Former surveyor speaks out over Plas Madoc closure


* Plas Madoc Leisure Centre which is proposed for closure.

A FORMER senior surveyor has slammed Wrexham Council for spending almost £52,000 on consultants to advise on the shape of its future leisure provision.
 
Mike Edwards, who served as valuer and estate surveyor to the former Wrexham Maelor Council, recently submitted a Freedom of Information (FoI) request to the current Wrexham Council asking how much the authority had spent on commissioning a review of its leisure facilities by the Sports Consultancy.
 
Against a background of budget cuts of nearly £14 million for 2014-15, the review led to a proposal by council chiefs just before Christmas to build a new leisure centre to replace Waterworld in Wrexham town centre by borrowing an estimated £11.9m and closing Plas Madoc Leisure Centre, which is regularly used by many people from the Llangollen area.

The consultants have stated an estimated £857,000 will be saved by closing Plas Madoc as well as closing gyms at Ysgol Clywedog and Queensway leisure centre, and handing back dual use facilities to schools, with the exception of Ysgol Clywedog’s swimming pool.

The proposals, which are due to before the council's executive board for approval early in the new year, have led to a storm of protest from users of Plas Madoc who have started their own Facebook page to oppose the closure which currently has over 2,500 members.
 
Mr Edwards submitted his FoI request for details of consultancy fees and has received a reply from the council’s Assets & Economic Development department, which says: “The amount paid to consultants as part of the Leisure Review was in two stages. £26,760 was paid in stage 1 of the review and £25,000 in stage 2 giving a total of £51,760.”
 
Mr Edwards said: “As Valuer and Estate Surveyor to the former Wrexham Maelor Council it is depressing to see the County Borough Council considering closing and disposing of facilities and assets.
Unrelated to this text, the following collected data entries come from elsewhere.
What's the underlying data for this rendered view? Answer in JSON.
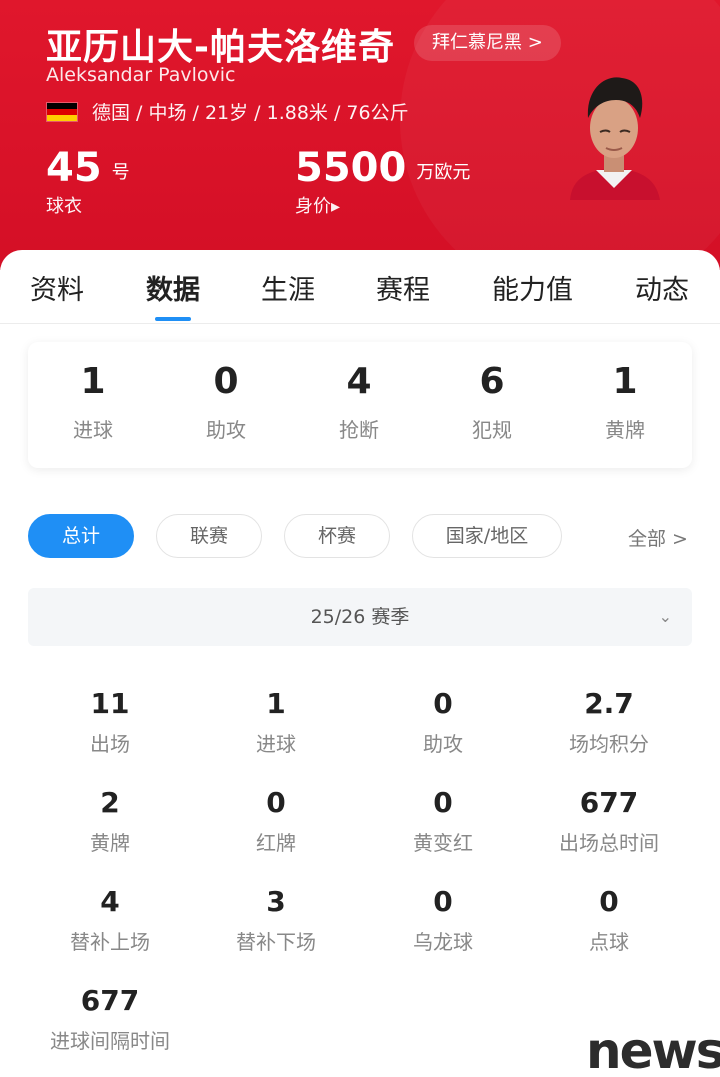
{
  "header": {
    "name_cn": "亚历山大-帕夫洛维奇",
    "team": "拜仁慕尼黑 >",
    "name_en": "Aleksandar Pavlovic",
    "info": "德国 / 中场 / 21岁 / 1.88米 / 76公斤",
    "flag_colors": [
      "#000000",
      "#dd0000",
      "#ffce00"
    ],
    "shirt_number": "45",
    "shirt_unit": "号",
    "shirt_label": "球衣",
    "value": "5500",
    "value_unit": "万欧元",
    "value_label": "身价▸"
  },
  "tabs": [
    "资料",
    "数据",
    "生涯",
    "赛程",
    "能力值",
    "动态"
  ],
  "active_tab": "数据",
  "summary": [
    {
      "value": "1",
      "label": "进球"
    },
    {
      "value": "0",
      "label": "助攻"
    },
    {
      "value": "4",
      "label": "抢断"
    },
    {
      "value": "6",
      "label": "犯规"
    },
    {
      "value": "1",
      "label": "黄牌"
    }
  ],
  "filters": [
    "总计",
    "联赛",
    "杯赛",
    "国家/地区"
  ],
  "filter_all": "全部 >",
  "season": "25/26 赛季",
  "stats": [
    {
      "value": "11",
      "label": "出场"
    },
    {
      "value": "1",
      "label": "进球"
    },
    {
      "value": "0",
      "label": "助攻"
    },
    {
      "value": "2.7",
      "label": "场均积分"
    },
    {
      "value": "2",
      "label": "黄牌"
    },
    {
      "value": "0",
      "label": "红牌"
    },
    {
      "value": "0",
      "label": "黄变红"
    },
    {
      "value": "677",
      "label": "出场总时间"
    },
    {
      "value": "4",
      "label": "替补上场"
    },
    {
      "value": "3",
      "label": "替补下场"
    },
    {
      "value": "0",
      "label": "乌龙球"
    },
    {
      "value": "0",
      "label": "点球"
    },
    {
      "value": "677",
      "label": "进球间隔时间"
    }
  ],
  "watermark": "news",
  "colors": {
    "brand_red": "#d40f26",
    "accent_blue": "#1f8ff5"
  }
}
“The former Groves School and old offices on Grosvenor Road have now stood empty, boarded up and derelict for numerous years as example evidence of the poor asset management practices now pervading. 

“The previous authorities, Wrexham RDC and Maelor, worked very hard to provide all these around the area for the benefit of the residents of the whole area not just the town of Wrexham, so I was even more perplexed to hear that the council had employed external consultants to advise them on the future of leisure services.
 
“Clearly the authority has little, if any, confidence in their qualified, officers who they pay to advise them and manage these facilities.
 
“Or is it just that when unacceptable recommendations are put on the table, it is the consultants who are placed in the firing line not the paid officials or elected representatives?”
 
He added: “Just to make the situation even more depressing for the council tax payers of the county borough I have discovered that the council have spent £52,000 to date on employing these consultants.

“Surely this is a total waste of public money which could have been spent on those very assets or services which the local authority are considering closing and centralising to the detriment of the residents in the villages and peripheral parts of the borough.”